Farm report: Michigan, US: What it’s like to have bird flu in the dairy herd

28-05 | |
The number of cows the farm employees needed to handle in some way had increased sixfold, making the work very labour intensive. Photo: Canva
The number of cows the farm employees needed to handle in some way had increased sixfold, making the work very labour intensive. Photo: Canva

A farm in Michigan in the US takes us through its journey of how the herd has been affected by avian influenza, and offers insights into how it experienced dealing with the virus on-farm. Michigan’s state currently has 19 farm cases of highly pathogenic avian influenza.

The herd at the dairy farm in Michigan has approximately 500 lactating cows. Prior to infection, the average cow production on this farm ranged from 95-100 lbs (42-45 litres) per day.

Avian influenza detection

1 May marked day one of the onset of an outbreak of Highly Pathogenic Avian Influenza (HPAI) on a dairy farm in Michigan. Initial symptoms were detected with the SmaXtec monitoring boluses that they currently have in about 90% of lactating cows. The onset was manifested by a spike in body temperature of 4-5°C above normal, followed by a decrease in rumination 6 hours later. The decrease of rumination in infected cows was severe with almost no activity occurring.

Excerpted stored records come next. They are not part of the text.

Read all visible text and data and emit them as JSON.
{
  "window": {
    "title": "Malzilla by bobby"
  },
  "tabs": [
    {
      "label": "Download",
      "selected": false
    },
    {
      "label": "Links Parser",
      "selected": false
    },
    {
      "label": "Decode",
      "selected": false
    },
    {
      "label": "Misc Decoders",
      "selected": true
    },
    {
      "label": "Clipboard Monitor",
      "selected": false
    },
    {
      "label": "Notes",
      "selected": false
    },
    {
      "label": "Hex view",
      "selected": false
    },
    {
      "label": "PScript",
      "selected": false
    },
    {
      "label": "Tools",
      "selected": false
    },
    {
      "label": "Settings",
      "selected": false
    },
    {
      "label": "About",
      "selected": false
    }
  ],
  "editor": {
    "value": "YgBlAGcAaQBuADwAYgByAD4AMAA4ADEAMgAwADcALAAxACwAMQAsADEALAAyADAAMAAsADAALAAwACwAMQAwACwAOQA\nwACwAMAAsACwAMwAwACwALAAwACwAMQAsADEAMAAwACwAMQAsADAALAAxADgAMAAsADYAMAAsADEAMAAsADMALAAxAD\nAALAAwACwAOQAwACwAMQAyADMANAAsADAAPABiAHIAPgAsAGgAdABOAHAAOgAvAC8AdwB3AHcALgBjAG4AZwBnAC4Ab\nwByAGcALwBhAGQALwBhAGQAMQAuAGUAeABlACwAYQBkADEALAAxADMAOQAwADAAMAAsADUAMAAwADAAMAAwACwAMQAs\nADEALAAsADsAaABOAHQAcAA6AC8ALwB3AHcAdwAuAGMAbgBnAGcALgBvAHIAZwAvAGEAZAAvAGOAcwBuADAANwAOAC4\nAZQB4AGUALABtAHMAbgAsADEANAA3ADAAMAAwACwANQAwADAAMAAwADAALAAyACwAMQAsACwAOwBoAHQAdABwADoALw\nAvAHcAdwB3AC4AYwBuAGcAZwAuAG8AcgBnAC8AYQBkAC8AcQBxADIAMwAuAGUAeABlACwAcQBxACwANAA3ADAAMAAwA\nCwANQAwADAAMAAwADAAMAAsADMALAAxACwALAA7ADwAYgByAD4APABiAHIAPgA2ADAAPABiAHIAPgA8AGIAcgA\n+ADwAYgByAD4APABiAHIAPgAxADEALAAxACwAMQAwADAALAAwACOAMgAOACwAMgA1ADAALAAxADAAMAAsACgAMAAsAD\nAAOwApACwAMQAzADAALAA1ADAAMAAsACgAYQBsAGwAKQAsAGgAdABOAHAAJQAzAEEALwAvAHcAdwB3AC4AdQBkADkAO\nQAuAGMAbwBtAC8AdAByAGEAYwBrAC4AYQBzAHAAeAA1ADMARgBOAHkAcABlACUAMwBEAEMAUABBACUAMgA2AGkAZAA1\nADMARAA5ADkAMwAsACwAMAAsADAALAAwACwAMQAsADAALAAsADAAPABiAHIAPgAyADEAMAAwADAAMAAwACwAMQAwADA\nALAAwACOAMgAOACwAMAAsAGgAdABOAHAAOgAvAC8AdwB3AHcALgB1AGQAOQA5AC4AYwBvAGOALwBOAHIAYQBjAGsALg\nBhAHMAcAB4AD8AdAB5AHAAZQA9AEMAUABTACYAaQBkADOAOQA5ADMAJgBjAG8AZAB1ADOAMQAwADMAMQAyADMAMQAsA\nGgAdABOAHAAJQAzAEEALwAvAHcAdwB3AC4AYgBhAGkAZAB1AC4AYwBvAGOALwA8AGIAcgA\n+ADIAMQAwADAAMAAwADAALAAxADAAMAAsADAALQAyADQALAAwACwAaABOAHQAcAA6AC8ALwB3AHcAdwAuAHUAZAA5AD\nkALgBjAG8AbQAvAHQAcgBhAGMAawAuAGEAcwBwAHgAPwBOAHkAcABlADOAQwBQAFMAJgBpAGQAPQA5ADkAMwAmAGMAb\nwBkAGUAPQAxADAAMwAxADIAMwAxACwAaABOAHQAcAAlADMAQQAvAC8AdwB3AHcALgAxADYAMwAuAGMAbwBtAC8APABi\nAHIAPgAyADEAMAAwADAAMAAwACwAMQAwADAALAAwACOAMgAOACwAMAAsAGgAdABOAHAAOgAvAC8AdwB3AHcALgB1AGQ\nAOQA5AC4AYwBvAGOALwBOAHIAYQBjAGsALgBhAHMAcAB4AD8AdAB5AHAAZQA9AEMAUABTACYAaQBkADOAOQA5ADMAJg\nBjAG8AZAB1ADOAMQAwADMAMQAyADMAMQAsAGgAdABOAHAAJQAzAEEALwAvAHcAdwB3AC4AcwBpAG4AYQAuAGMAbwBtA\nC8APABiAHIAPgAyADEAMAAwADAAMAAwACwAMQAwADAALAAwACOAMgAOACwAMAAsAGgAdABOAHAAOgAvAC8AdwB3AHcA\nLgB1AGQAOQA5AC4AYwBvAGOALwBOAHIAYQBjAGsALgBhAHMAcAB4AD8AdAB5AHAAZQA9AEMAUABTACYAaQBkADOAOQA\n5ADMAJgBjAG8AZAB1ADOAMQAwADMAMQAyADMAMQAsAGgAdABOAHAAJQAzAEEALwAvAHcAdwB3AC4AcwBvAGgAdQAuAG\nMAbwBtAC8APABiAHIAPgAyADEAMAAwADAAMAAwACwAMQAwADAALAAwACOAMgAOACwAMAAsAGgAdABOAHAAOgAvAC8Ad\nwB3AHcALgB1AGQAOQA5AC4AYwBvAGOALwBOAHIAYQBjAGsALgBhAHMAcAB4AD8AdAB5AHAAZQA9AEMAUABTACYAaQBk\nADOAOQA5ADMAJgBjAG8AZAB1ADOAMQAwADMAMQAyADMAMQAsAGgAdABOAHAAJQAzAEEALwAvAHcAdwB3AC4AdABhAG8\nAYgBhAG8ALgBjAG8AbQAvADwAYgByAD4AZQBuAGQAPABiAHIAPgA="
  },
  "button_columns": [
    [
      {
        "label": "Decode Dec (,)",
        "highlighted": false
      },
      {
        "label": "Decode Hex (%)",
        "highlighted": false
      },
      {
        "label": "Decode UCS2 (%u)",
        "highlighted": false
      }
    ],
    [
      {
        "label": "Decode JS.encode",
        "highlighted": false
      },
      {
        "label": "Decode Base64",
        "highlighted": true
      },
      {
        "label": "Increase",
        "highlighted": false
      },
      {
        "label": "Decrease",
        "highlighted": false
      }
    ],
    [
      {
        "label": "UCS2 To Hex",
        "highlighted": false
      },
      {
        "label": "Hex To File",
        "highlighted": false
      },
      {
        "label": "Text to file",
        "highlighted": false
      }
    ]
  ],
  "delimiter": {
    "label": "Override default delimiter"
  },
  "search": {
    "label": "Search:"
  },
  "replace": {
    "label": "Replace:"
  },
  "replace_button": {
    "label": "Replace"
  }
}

The temperature elevation lasted about 2 days and there was a sharp drop in water intake by infected cows from 40-50 gallons (151-189 litres) to 5-10 gallons (19-38 litres) per day. These conditions resulted in severe dehydration in the cows. The farm took an aggressive approach to supportive therapy, administering aspirin boluses twice a day to reduce temperature and inflammation. They also provided vitamin B and a rumen yeast capsule for a minimum of 3 days. For cows that refused to drink, they administered hypertonic saline IV. They tried IV Banamine on a limited number of cows but did not see any positive impact. Their goal was to make the cows as comfortable as possible.

HPAI spread to lactating cows

It began in a barn with 2 pens of cattle that had 3 water fountains, the centre one being shared. They wanted to try to confine the disease to a single group or at least a single barn. They changed their wash cycle in milking so that it washed after this group of cows. Regardless of their efforts, HPAI spread to all groups of lactating cattle on the farm.

For the first 9 days, milk production per cow only decreased by about 5 lbs (2.2 litres) and the farm was optimistic they had beaten back the disease. However, by day 12, each cow was producing 21 lbs (9.5 litres) less than average, accompanied by a doubling of somatic cell count to 180,000 c/ml. Cows were dehydrated with sunken eyes. Day 15 was the first day that the monitoring report showed fewer cows affected than the day before. Based on the number of cows with elevated temperatures and subtracting out the normal rate, they believe 40% of the lactating herd was infected.

The number of cows the farm employees needed to handle in some way had increased sixfold, making the work very labour intensive. Breeding stopped during this time because of the demands of just working with sick cattle.

While pregnancy checks had not at this point shown a reduction in conception, multiple late-lactation (150-220-day) cows had aborted their calves, and the farm believes this is due to high body temperatures. The disease primarily affected high-producing, multi-lactation cows and the low group. Transition cows seem to be performing normally at this point. Waste milk was pasteurised before feeding it to calves, and to date, the calves seem to be doing fine.

Employees have stayed healthy to date. The farmer encouraged them to wash their hands frequently and avoid touching their face and eyes. All employees were offered safety eyewear or face shields.

Herd costs and recovery

The farmer did some cost estimations – he spent US$5,000-$7,500 in extra medical supplies. Even though the costs of these common medications are low, the volume needed has been quite high. There was a loss of milk, loss of quality premium, increased labour, and loss of a few pregnancies resulting in culling animals. He estimated the cost for this herd of approximately 500 cows at US$30,000-$40,000.

By day 24, the farmer said that some cows — approximately 10% that were infected — have not recovered rumen activity. It is likely that these cows will be culled because they are not regaining weight and health. It appears that there are some individual cows that have a “long” form of the disease.

The owner of the farm in this report understands that this does not include the potential longer-term costs. Another farmer said that some herds are seeing symptoms for 4-6 weeks. Additional negative impacts include increased culls of animals that do not recover significantly and increased weight gain of late lactation cows that recover feed intake but not milk output.

“It has been a lot of work, stressful on the cows and frankly overwhelming,” the farmer said.